二点正距図法は変更方位図法で、マップ上で選択した 2 つのポイントからの距離を維持します。2 つのポイントが同一であれば、投影図は正距方位図法になります。

この図法の数式は、1919 年に Hans Maurer が初めて考案しました。その 2 年後、Charles F. Close が 1921 年に独自にこの図法を提唱しました。ArcGIS Pro 1.0 以降と ArcGIS Desktop 8.0 以降で使用できます。

二点正距図法の例
カリフォルニア州レッドランズと、スロベニアのリュブリャナを中心にした二点正距図法による地図投影を示します。

投影のプロパティ

次のサブセクションでは、二点正距図法のプロパティについて説明します。

経緯線

二点正距図法は、変更方位図法です。すべての子午線と緯線は複素曲線として投影されます。通常、極はマップ内のポイントとして示されます。経緯線は楕円体で囲まれます。2 つの中心点が長半径上にあり、その離心率は定義点の距離が離れるにつれて大きくなります。一般に、2 つの定義点を接続する線が子午線か赤道上にある場合を除き、経緯線は対称的にはなりません。

歪み

二点正距図法は正角でも正積でもありません。一般に、形状、面積、距離、方向、角度には全体的に歪みが生じます。選択した 2 つのポイントから地図上の任意のポイントまでのすべての距離は正確です。このポイントからの直線は大円の正確な長さを表現しますが、大円の正しい経路ではありません。

使用法

二点正距図法は、米国地理学協会によって、アジアの地図用に使用されていました。マップ上の既知の地点の関係を表す特殊な地図用途に適しています (たとえば、船や飛行機の航路の出発地点から到着地点までの距離など)。

制限事項

二点正距図法球体でのみサポートされます。楕円体の場合、半長軸が半径として使われます。楕円体を使用する場合、一部の正距プロパティは維持されません。

パラメーター

二点正距図法のパラメーターは次のとおりです。

  • 東距
  • 北距
  • 最初のポイントの緯度
  • 2 番目のポイントの緯度
  • 最初のポイントの経度
  • 2 番目のポイントの経度

特定のパラメーターを使用するケース

2 つのポイントが同一である場合は、正距方位図法による投影図となります。

ソース

Snyder, J. P. (1993). Flattening the Earth. Two Thousand Years of Map Projections. Chicago and London: University of Chicago Press.

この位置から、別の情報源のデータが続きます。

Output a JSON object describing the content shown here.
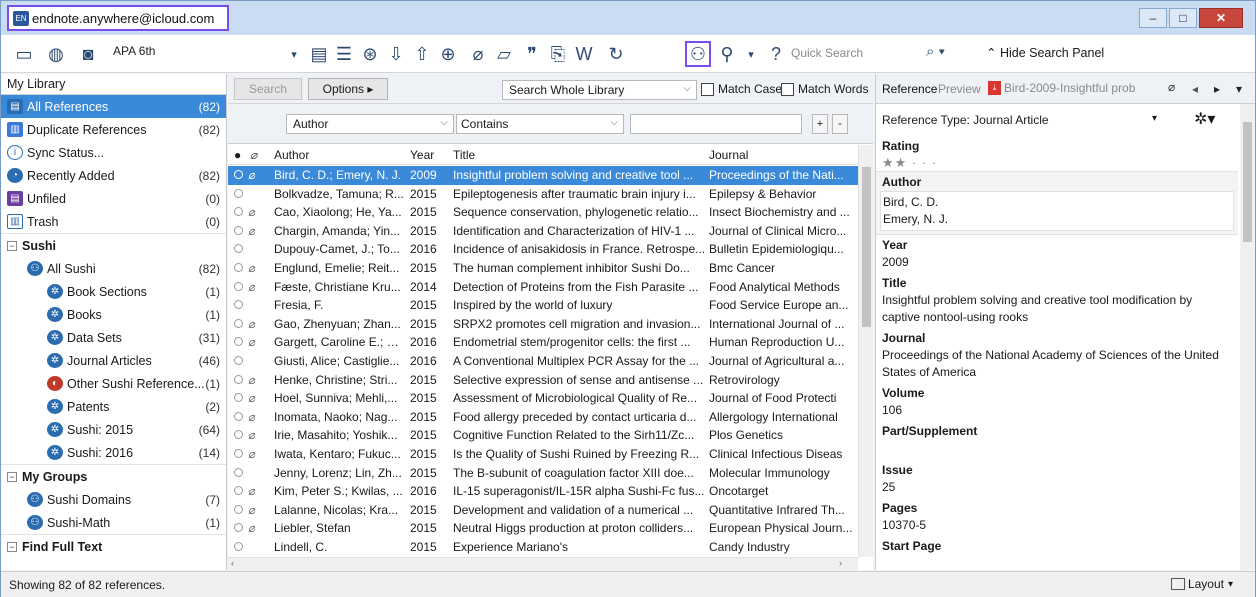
{
  "window": {
    "title": "endnote.anywhere@icloud.com",
    "app_badge": "EN"
  },
  "toolbar": {
    "style": "APA 6th",
    "quick_search": "Quick Search",
    "hide_panel": "Hide Search Panel"
  },
  "library": {
    "header": "My Library",
    "groups": [
      {
        "label": "All References",
        "count": "(82)",
        "icon": "all-references-icon"
      },
      {
        "label": "Duplicate References",
        "count": "(82)",
        "icon": "duplicate-icon"
      },
      {
        "label": "Sync Status...",
        "count": "",
        "icon": "info-icon"
      },
      {
        "label": "Recently Added",
        "count": "(82)",
        "icon": "clock-icon"
      },
      {
        "label": "Unfiled",
        "count": "(0)",
        "icon": "unfiled-icon"
      },
      {
        "label": "Trash",
        "count": "(0)",
        "icon": "trash-icon"
      }
    ],
    "sections": {
      "sushi": "Sushi",
      "my_groups": "My Groups",
      "find_full_text": "Find Full Text"
    },
    "sushi_items": [
      {
        "label": "All Sushi",
        "count": "(82)"
      },
      {
        "label": "Book Sections",
        "count": "(1)"
      },
      {
        "label": "Books",
        "count": "(1)"
      },
      {
        "label": "Data Sets",
        "count": "(31)"
      },
      {
        "label": "Journal Articles",
        "count": "(46)"
      },
      {
        "label": "Other Sushi Reference...",
        "count": "(1)"
      },
      {
        "label": "Patents",
        "count": "(2)"
      },
      {
        "label": "Sushi: 2015",
        "count": "(64)"
      },
      {
        "label": "Sushi: 2016",
        "count": "(14)"
      }
    ],
    "my_groups_items": [
      {
        "label": "Sushi Domains",
        "count": "(7)"
      },
      {
        "label": "Sushi-Math",
        "count": "(1)"
      }
    ]
  },
  "search": {
    "search_label": "Search",
    "options_label": "Options ▸",
    "scope": "Search Whole Library",
    "match_case": "Match Case",
    "match_words": "Match Words",
    "field": "Author",
    "operator": "Contains",
    "plus": "+",
    "minus": "-"
  },
  "table": {
    "headers": {
      "author": "Author",
      "year": "Year",
      "title": "Title",
      "journal": "Journal"
    },
    "rows": [
      {
        "author": "Bird, C. D.; Emery, N. J.",
        "year": "2009",
        "title": "Insightful problem solving and creative tool ...",
        "journal": "Proceedings of the Nati...",
        "clip": true
      },
      {
        "author": "Bolkvadze, Tamuna; R...",
        "year": "2015",
        "title": "Epileptogenesis after traumatic brain injury i...",
        "journal": "Epilepsy & Behavior",
        "clip": false
      },
      {
        "author": "Cao, Xiaolong; He, Ya...",
        "year": "2015",
        "title": "Sequence conservation, phylogenetic relatio...",
        "journal": "Insect Biochemistry and ...",
        "clip": true
      },
      {
        "author": "Chargin, Amanda; Yin...",
        "year": "2015",
        "title": "Identification and Characterization of HIV-1 ...",
        "journal": "Journal of Clinical Micro...",
        "clip": true
      },
      {
        "author": "Dupouy-Camet, J.; To...",
        "year": "2016",
        "title": "Incidence of anisakidosis in France. Retrospe...",
        "journal": "Bulletin Epidemiologiqu...",
        "clip": false
      },
      {
        "author": "Englund, Emelie; Reit...",
        "year": "2015",
        "title": "The human complement inhibitor Sushi Do...",
        "journal": "Bmc Cancer",
        "clip": true
      },
      {
        "author": "Fæste, Christiane Kru...",
        "year": "2014",
        "title": "Detection of Proteins from the Fish Parasite ...",
        "journal": "Food Analytical Methods",
        "clip": true
      },
      {
        "author": "Fresia, F.",
        "year": "2015",
        "title": "Inspired by the world of luxury",
        "journal": "Food Service Europe an...",
        "clip": false
      },
      {
        "author": "Gao, Zhenyuan; Zhan...",
        "year": "2015",
        "title": "SRPX2 promotes cell migration and invasion...",
        "journal": "International Journal of ...",
        "clip": true
      },
      {
        "author": "Gargett, Caroline E.; S...",
        "year": "2016",
        "title": "Endometrial stem/progenitor cells: the first ...",
        "journal": "Human Reproduction U...",
        "clip": true
      },
      {
        "author": "Giusti, Alice; Castiglie...",
        "year": "2016",
        "title": "A Conventional Multiplex PCR Assay for the ...",
        "journal": "Journal of Agricultural a...",
        "clip": false
      },
      {
        "author": "Henke, Christine; Stri...",
        "year": "2015",
        "title": "Selective expression of sense and antisense ...",
        "journal": "Retrovirology",
        "clip": true
      },
      {
        "author": "Hoel, Sunniva; Mehli,...",
        "year": "2015",
        "title": "Assessment of Microbiological Quality of Re...",
        "journal": "Journal of Food Protecti",
        "clip": true
      },
      {
        "author": "Inomata, Naoko; Nag...",
        "year": "2015",
        "title": "Food allergy preceded by contact urticaria d...",
        "journal": "Allergology International",
        "clip": true
      },
      {
        "author": "Irie, Masahito; Yoshik...",
        "year": "2015",
        "title": "Cognitive Function Related to the Sirh11/Zc...",
        "journal": "Plos Genetics",
        "clip": true
      },
      {
        "author": "Iwata, Kentaro; Fukuc...",
        "year": "2015",
        "title": "Is the Quality of Sushi Ruined by Freezing R...",
        "journal": "Clinical Infectious Diseas",
        "clip": true
      },
      {
        "author": "Jenny, Lorenz; Lin, Zh...",
        "year": "2015",
        "title": "The B-subunit of coagulation factor XIII doe...",
        "journal": "Molecular Immunology",
        "clip": false
      },
      {
        "author": "Kim, Peter S.; Kwilas, ...",
        "year": "2016",
        "title": "IL-15 superagonist/IL-15R alpha Sushi-Fc fus...",
        "journal": "Oncotarget",
        "clip": true
      },
      {
        "author": "Lalanne, Nicolas; Kra...",
        "year": "2015",
        "title": "Development and validation of a numerical ...",
        "journal": "Quantitative Infrared Th...",
        "clip": true
      },
      {
        "author": "Liebler, Stefan",
        "year": "2015",
        "title": "Neutral Higgs production at proton colliders...",
        "journal": "European Physical Journ...",
        "clip": true
      },
      {
        "author": "Lindell, C.",
        "year": "2015",
        "title": "Experience Mariano's",
        "journal": "Candy Industry",
        "clip": false
      }
    ]
  },
  "reference": {
    "tabs": {
      "reference": "Reference",
      "preview": "Preview",
      "pdf": "Bird-2009-Insightful prob"
    },
    "type_label": "Reference Type: Journal Article",
    "rating_label": "Rating",
    "rating_value": 2,
    "rating_max": 5,
    "author_label": "Author",
    "authors": [
      "Bird, C. D.",
      "Emery, N. J."
    ],
    "year_label": "Year",
    "year": "2009",
    "title_label": "Title",
    "title": "Insightful problem solving and creative tool modification by captive nontool-using rooks",
    "journal_label": "Journal",
    "journal": "Proceedings of the National Academy of Sciences of the United States of America",
    "volume_label": "Volume",
    "volume": "106",
    "part_label": "Part/Supplement",
    "issue_label": "Issue",
    "issue": "25",
    "pages_label": "Pages",
    "pages": "10370-5",
    "start_page_label": "Start Page"
  },
  "status": {
    "text": "Showing 82 of 82 references.",
    "layout": "Layout"
  },
  "colors": {
    "accent": "#3b8ad9",
    "highlight": "#7b4de8"
  }
}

Snyder, J. P. and Voxland, P. M. (1989). An Album of Map Projections. U.S. Geological Survey Professional Paper 1453. Washington, DC: United States Government Printing Office.

Thomas, P. D. (1970). Spheroidal Geodesics, Reference Systems, & Local Geometry. Washington, DC: United States Naval Oceanographic Office.